With a highly diverse background that included having been raised among the gentry in England, and educated in France, Germany, and the Middle East, Delphine brought to her programming a unique variety of musical styles. But her adventurous and exotic life experiences add up to what many people only dream of doing.
At a very young age, Delphine Costelloe Scott-Young began dancing lessons that eventually led to an engagement with a ballet company in her native England. Acting was also an early pursuit which resulted in some minor roles in movies, and an exciting trip to Rome to act as stand-in for Elizabeth Taylor in the barge scene in Cleopatra.
Then it was on to study at the Sorbonne and at Heidelberg University, and eventually to Iran where she received a degree in Islamic art. While she was in the Middle East, there was an opportunity to spend a brief time living and traveling with the band of nomadic Arab tribespeople called Bedou. But this was only the beginning! Amid many other unusual and exciting adventures, Delphine took a glamorous job as an emissary for a large Western oil company in Libya. When the company offered her a sabbatical to America, she ended up settling here and marrying cartoonist Jerry Marcus, with whom she had two children. There are now three grandchildren who were indeed the center of her world.
Among the musical memories that Delphine Marcus shared with us, there are many worth sharing again:
"My first real musical memory was when I was about 5 years old--it was Christmas Day in England--a grey, sullen winter's day with a weak sun struggling unsuccessfully to shine. I was gazing out the window at the leafless trees and listening to my grandfather's recording of Beethoven's 7th Symphony (we always listened to music after dinner). Wagner called this symphony the 'Apotheosis of the dance.' I loved its joyfulness and as a child I would dance to it."
"It was my grandmother who introduced me to the movies. She was an ardent fan and would take me with her on different occasions. Her favorites were Bette Davis, Vivien Leigh, and Clark Gable. I remember seeing Jeannette Macdonald and Nelson Eddy in Maytime with her and loving the music. My grandfather always said that if the film made my grandmother cry, then he was certain she had enjoyed it! It was my mother who took me to see Dangerous Moonlight, and I remember that day in London every time I hear Richard Addinsell's "Warsaw Concerto" (which was part of the score for the film), because when we came out of the cinema the air raid siren wailed its warning and we had to seek shelter from the bombs."
"I have the great luxury of being able to share my musical loves with you, the listener here at WMNR. What pleasure it brings me when you tell me how much you enjoyed a certain piece of music that you have just heard. I think we all can remember some event when music has played an important role in our lives.
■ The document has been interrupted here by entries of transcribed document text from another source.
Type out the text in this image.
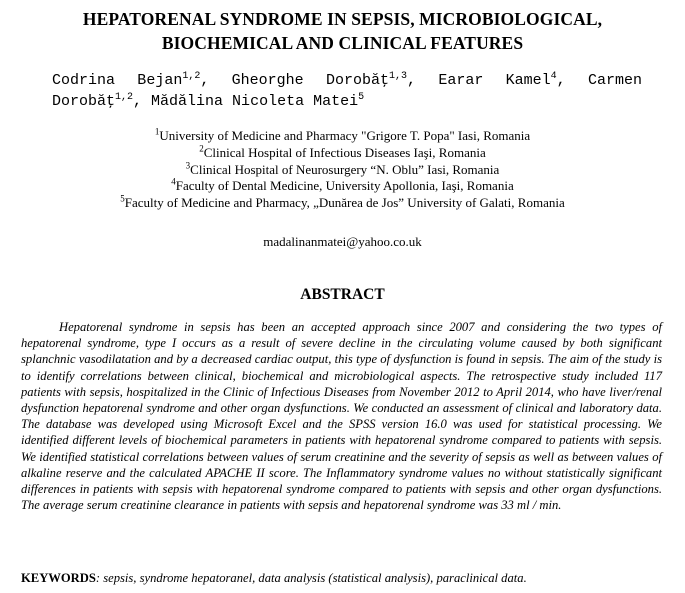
HEPATORENAL SYNDROME IN SEPSIS, MICROBIOLOGICAL,
BIOCHEMICAL AND CLINICAL FEATURES
Codrina Bejan$^{1,2}$, Gheorghe Dorobăţ$^{1,3}$, Earar Kamel$^4$, Carmen Dorobăţ$^{1,2}$, Mădălina Nicoleta Matei$^5$
$^1$University of Medicine and Pharmacy "Grigore T. Popa" Iasi, Romania
$^2$Clinical Hospital of Infectious Diseases Iaşi, Romania
$^3$Clinical Hospital of Neurosurgery “N. Oblu” Iasi, Romania
$^4$Faculty of Dental Medicine, University Apollonia, Iaşi, Romania
$^5$Faculty of Medicine and Pharmacy, „Dunărea de Jos” University of Galati, Romania
madalinanmatei@yahoo.co.uk
ABSTRACT
Hepatorenal syndrome in sepsis has been an accepted approach since 2007 and considering the two types of hepatorenal syndrome, type I occurs as a result of severe decline in the circulating volume caused by both significant splanchnic vasodilatation and by a decreased cardiac output, this type of dysfunction is found in sepsis. The aim of the study is to identify correlations between clinical, biochemical and microbiological aspects. The retrospective study included 117 patients with sepsis, hospitalized in the Clinic of Infectious Diseases from November 2012 to April 2014, who have liver/renal dysfunction hepatorenal syndrome and other organ dysfunctions. We conducted an assessment of clinical and laboratory data. The database was developed using Microsoft Excel and the SPSS version 16.0 was used for statistical processing. We identified different levels of biochemical parameters in patients with hepatorenal syndrome compared to patients with sepsis. We identified statistical correlations between values of serum creatinine and the severity of sepsis as well as between values of alkaline reserve and the calculated APACHE II score. The Inflammatory syndrome values no without statistically significant differences in patients with sepsis with hepatorenal syndrome compared to patients with sepsis and other organ dysfunctions. The average serum creatinine clearance in patients with sepsis and hepatorenal syndrome was 33 ml / min.
KEYWORDS: sepsis, syndrome hepatoranel, data analysis (statistical analysis), paraclinical data.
What would life be without music, and, of course, WMNR!"
Well-known and deeply admired by her listeners, Delphine presented programs that were always spontaneous, done without script or notes, and peppered with many of the recordings from her personal collection. Because she was such a world traveler, her fascination with music of all cultures permeated her programs and made them exciting and interesting. Many people looked forward to the mystery voice quiz and other special features that made her broadcasts so much more than just concerts.
Delphine Marcus will be greatly missed by those of us who knew her and those who knew only her voice, and although that voice is silent now, it won't be forgotten.